The Penn State CB sometimes crosses his feet when pedaling back, which can impact his balance if he has to adapt suddenly. He’ll also occasionally flip outside too early in press-bail, giving away inside leverage. Meanwhile, at the line, he can be more efficient loading and shooting his hands on jams in press coverage. While his proactive physicality is desirable, Porter’s arms can be a bit winding, and his placement can be too high.

Elsewhere, Porter sometimes lacks urgency when tracking WRs upfield. On occasion, he can be late to flip upfield and accelerate as WRs approach, and his play recognition can be late when surveying misdirections. When playing the ball down the field, he sometimes looks back too early, allowing WRs to exploit and manipulate his blind spot.

Lastly, Porter can still seek greater efficiency as a playmaker in the air and on the ground. At times, he can make a better effort to precisely target the ball with his hands at the catch point, as he sometimes defers to merely making contact.

In run support, Porter sometimes overpursues angles coming downhill and sometimes turns his back to blockers in open space trying to sneak around, losing leverage by extension. He can be more controlled attacking blocks at times, and in short-yardage situations, he needs to trigger on plays with more speed as a contain defender.

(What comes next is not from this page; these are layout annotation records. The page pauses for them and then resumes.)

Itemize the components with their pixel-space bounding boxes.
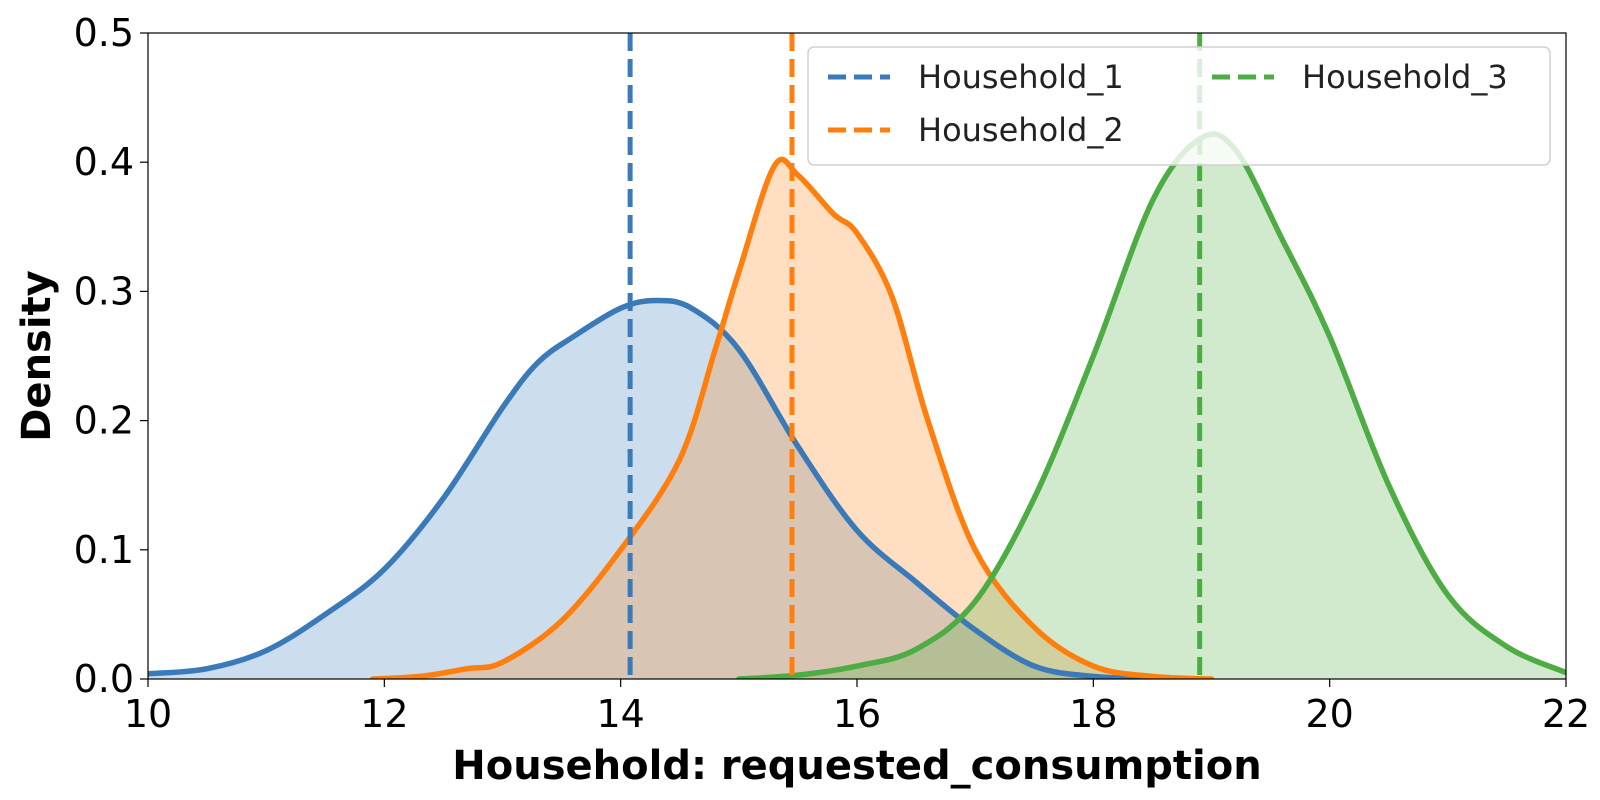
legend-label-3: Household_3 [1302, 58, 1508, 96]
x-axis-title: Household: requested_consumption [452, 743, 1261, 789]
density-line-2 [369, 156, 1215, 679]
y-tick-label: 0.4 [74, 140, 134, 184]
density-fill-3 [738, 133, 1566, 679]
legend: Household_1 Household_2 Household_3 [807, 46, 1551, 166]
legend-label-1: Household_1 [918, 58, 1124, 96]
y-tick-label: 0.0 [74, 657, 134, 701]
legend-label-2: Household_2 [918, 111, 1124, 149]
legend-box [807, 46, 1551, 166]
density-fill-1 [148, 300, 1153, 679]
y-axis-title: Density [14, 270, 60, 442]
x-tick-label: 14 [596, 692, 644, 736]
x-tick-label: 10 [124, 692, 172, 736]
x-tick-label: 20 [1305, 692, 1353, 736]
density-fill-2 [372, 159, 1212, 679]
x-tick-label: 12 [360, 692, 408, 736]
x-tick-label: 22 [1542, 692, 1590, 736]
series-layer [148, 131, 1566, 679]
x-tick-label: 16 [833, 692, 881, 736]
x-axis: 10 12 14 16 18 20 22 [124, 679, 1590, 736]
y-tick-label: 0.5 [74, 11, 134, 55]
y-axis: 0.0 0.1 0.2 0.3 0.4 0.5 [74, 11, 148, 701]
y-tick-label: 0.1 [74, 528, 134, 572]
y-tick-label: 0.3 [74, 269, 134, 313]
x-tick-label: 18 [1069, 692, 1117, 736]
y-tick-label: 0.2 [74, 399, 134, 443]
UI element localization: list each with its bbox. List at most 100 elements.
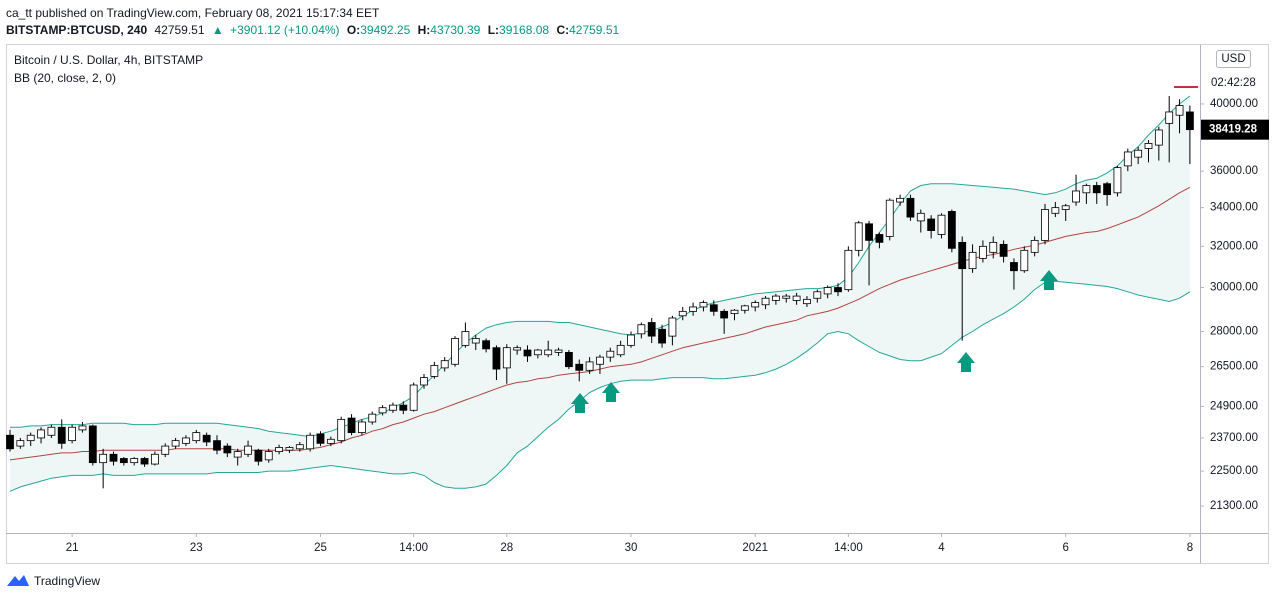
candle-body: [461, 331, 470, 346]
candle-body: [803, 298, 811, 305]
candle-body: [575, 363, 584, 371]
candle-body: [616, 344, 625, 356]
y-tick-label: 26500.00: [1210, 361, 1258, 373]
band-fill: [10, 96, 1190, 492]
price-axis: 21 23 25 14:00 28 30 2021 14:00 4 6 8 21300.00 22500…: [66, 98, 1269, 554]
high-value: 43730.39: [430, 23, 480, 37]
candle-body: [171, 440, 180, 447]
candle-body: [275, 447, 284, 452]
candle-body: [420, 377, 428, 386]
candle-body: [606, 350, 615, 358]
candle-body: [378, 407, 387, 414]
open-label: O:: [347, 23, 360, 37]
x-tick-label: 4: [938, 542, 945, 554]
candle-body: [1175, 105, 1184, 116]
candle-body: [57, 426, 66, 444]
x-tick-label: 21: [66, 542, 79, 554]
candle-body: [647, 322, 656, 337]
candle-body: [937, 214, 946, 235]
candle-body: [389, 404, 397, 411]
y-tick-label: 22500.00: [1210, 465, 1258, 477]
candle-body: [399, 404, 408, 411]
candle-body: [968, 251, 977, 270]
x-tick-label: 25: [314, 542, 327, 554]
candle-body: [596, 356, 604, 365]
candle-body: [492, 347, 501, 370]
candle-body: [316, 433, 325, 444]
y-tick-label: 24900.00: [1210, 400, 1258, 412]
symbol-line: BITSTAMP:BTCUSD, 240 42759.51 ▲ +3901.12…: [6, 23, 619, 37]
candle-body: [658, 328, 666, 344]
candle-body: [202, 434, 211, 443]
candle-body: [357, 421, 366, 433]
candle-body: [182, 437, 190, 444]
candle-body: [1154, 129, 1163, 146]
candle-body: [409, 384, 418, 411]
band-lower: [9, 280, 1191, 492]
last-price-label: 38419.28: [1209, 124, 1258, 136]
candle-body: [130, 458, 139, 464]
symbol: BITSTAMP:BTCUSD, 240: [6, 23, 147, 37]
candle-body: [47, 426, 56, 436]
candle-body: [834, 287, 842, 293]
candle-body: [99, 453, 108, 464]
candle-body: [989, 241, 998, 253]
candle-body: [430, 365, 439, 377]
annotation-arrows: [571, 270, 1058, 413]
candle-body: [844, 249, 853, 291]
currency: USD: [1221, 53, 1245, 65]
candle-body: [192, 432, 201, 442]
candle-body: [1103, 183, 1111, 196]
candle-body: [223, 445, 232, 454]
candle-body: [26, 434, 35, 442]
candle-body: [533, 349, 542, 356]
candle-body: [585, 361, 594, 371]
candle-body: [68, 426, 76, 442]
y-tick-label: 23700.00: [1210, 432, 1258, 444]
candle-body: [440, 360, 449, 369]
countdown: 02:42:28: [1211, 77, 1256, 89]
candle-body: [730, 309, 739, 314]
y-tick-label: 40000.00: [1210, 98, 1258, 110]
candle-body: [88, 425, 97, 464]
candle-body: [782, 295, 791, 299]
candle-body: [1123, 151, 1132, 167]
y-tick-label: 30000.00: [1210, 282, 1258, 294]
brand: TradingView: [34, 574, 100, 588]
candle-body: [482, 340, 491, 350]
candle-body: [792, 295, 801, 301]
candle-body: [565, 351, 573, 368]
candle-body: [761, 297, 770, 306]
candle-body: [368, 413, 377, 423]
candle-body: [78, 425, 87, 431]
candle-body: [637, 324, 646, 335]
up-arrow: [571, 393, 589, 413]
candle-body: [1134, 149, 1143, 158]
candle-body: [823, 287, 832, 295]
chart-title: Bitcoin / U.S. Dollar, 4h, BITSTAMP: [14, 53, 203, 67]
x-tick-label: 30: [625, 542, 638, 554]
x-tick-label: 2021: [742, 542, 768, 554]
candle-body: [295, 444, 304, 450]
candle-body: [720, 310, 729, 319]
candle-body: [906, 197, 915, 218]
candle-body: [947, 211, 956, 249]
y-tick-label: 36000.00: [1210, 165, 1258, 177]
indicator-label: BB (20, close, 2, 0): [14, 71, 116, 85]
candle-body: [544, 349, 553, 356]
candle-body: [772, 295, 780, 301]
candle-body: [958, 241, 967, 270]
candle-body: [813, 291, 822, 299]
candle-body: [347, 417, 356, 433]
candle-body: [1144, 143, 1153, 149]
candle-body: [471, 338, 480, 344]
candle-body: [678, 310, 687, 317]
price: 42759.51: [154, 23, 204, 37]
candle-body: [896, 197, 904, 203]
candle-body: [751, 302, 760, 308]
close-label: C:: [556, 23, 569, 37]
candle-body: [16, 440, 25, 447]
change: +3901.12 (+10.04%): [230, 23, 339, 37]
y-tick-label: 32000.00: [1210, 240, 1258, 252]
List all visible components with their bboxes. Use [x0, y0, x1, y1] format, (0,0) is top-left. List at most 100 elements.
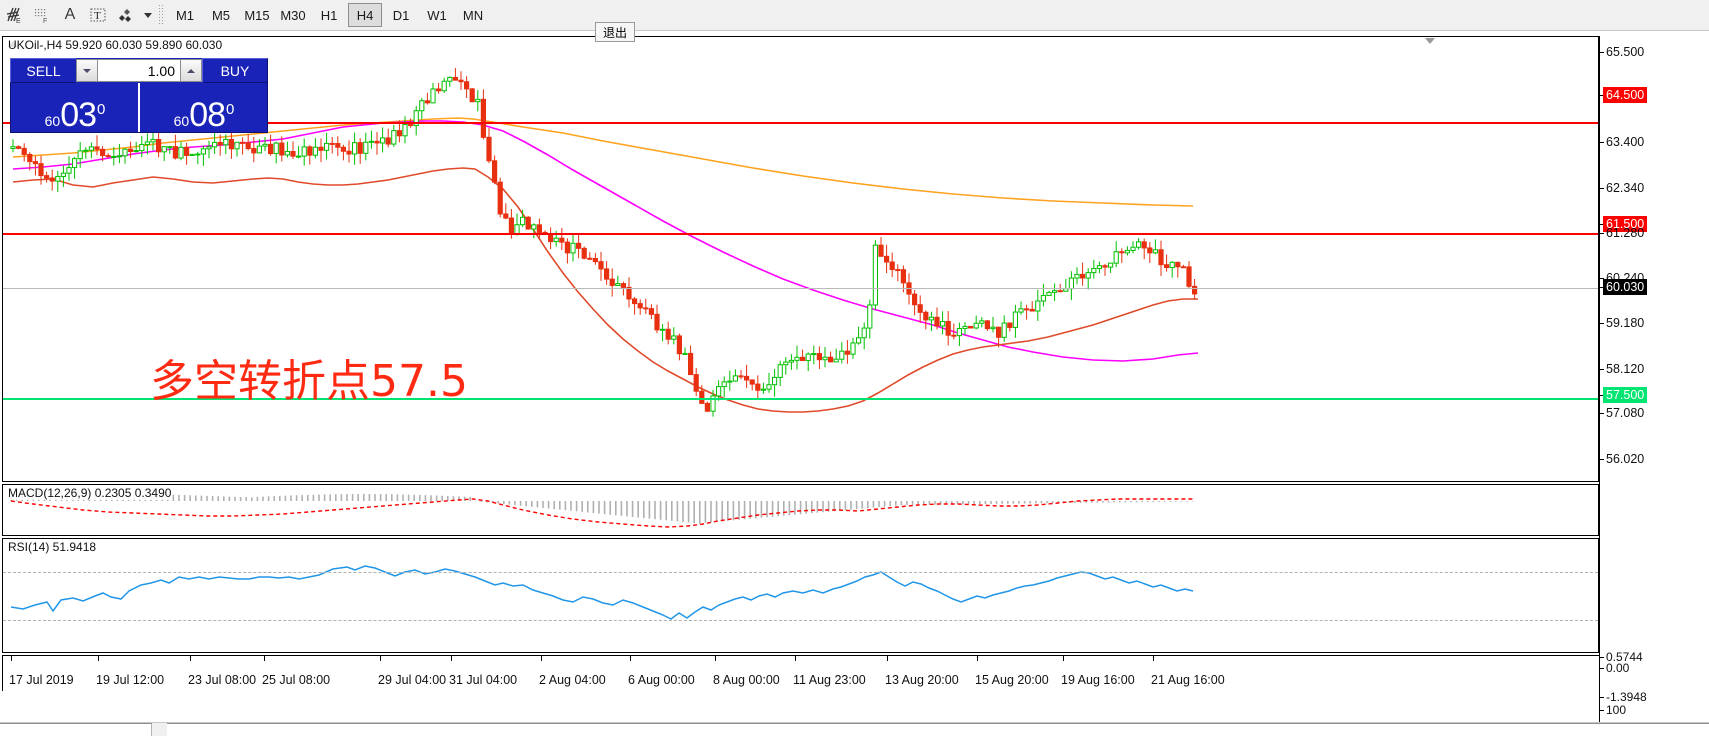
- buy-price-prefix: 60: [173, 112, 190, 129]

He sometimes hesitates and gives up crucial plays.

Current draft projection for Penn State CB Joey Porter Jr.

It’s easy to think that Porter’s stock is inflated with his pedigree at Penn State and his NFL bloodline. But looking at the tape, Porter passes the eye test. He grades out as an early-round prospect with his combination of physical tools and playmaking potential, and it’s not brash to say he could crack Round 1 — if he can fix some notable technical flaws.

While Porter isn’t an elite athlete in terms of explosiveness, he does bring a very enticing mix of reactive athleticism, corrective twitch, and fluidity for a 6’2″ cornerback with near-elite length. On top of that, he’s constantly physical in contact situations and showcases high-level instincts and ball skills when quarterbacks challenge him.

Ahead of anything else, Porter needs to play lower in his stance and be more consistent with his off-man technique. He’s shown he can speed up his feet when matching, but his foot speed can be inconsistent. And when he doesn’t effectively sink his hips on his backpedal and on transitions, that can throw a wrench in his process.

While these flaws are notable, Porter is a young and naturally talented defender with the mindset needed to compete at CB. He should spend most of his time on the boundary, but he’s shown he can slide into the slot as well if needed. A lot depends on his technical development, but at his maximum, Porter can be a quality NFL starter with dual-phase playmaking upside and versatility between man and zone alignments.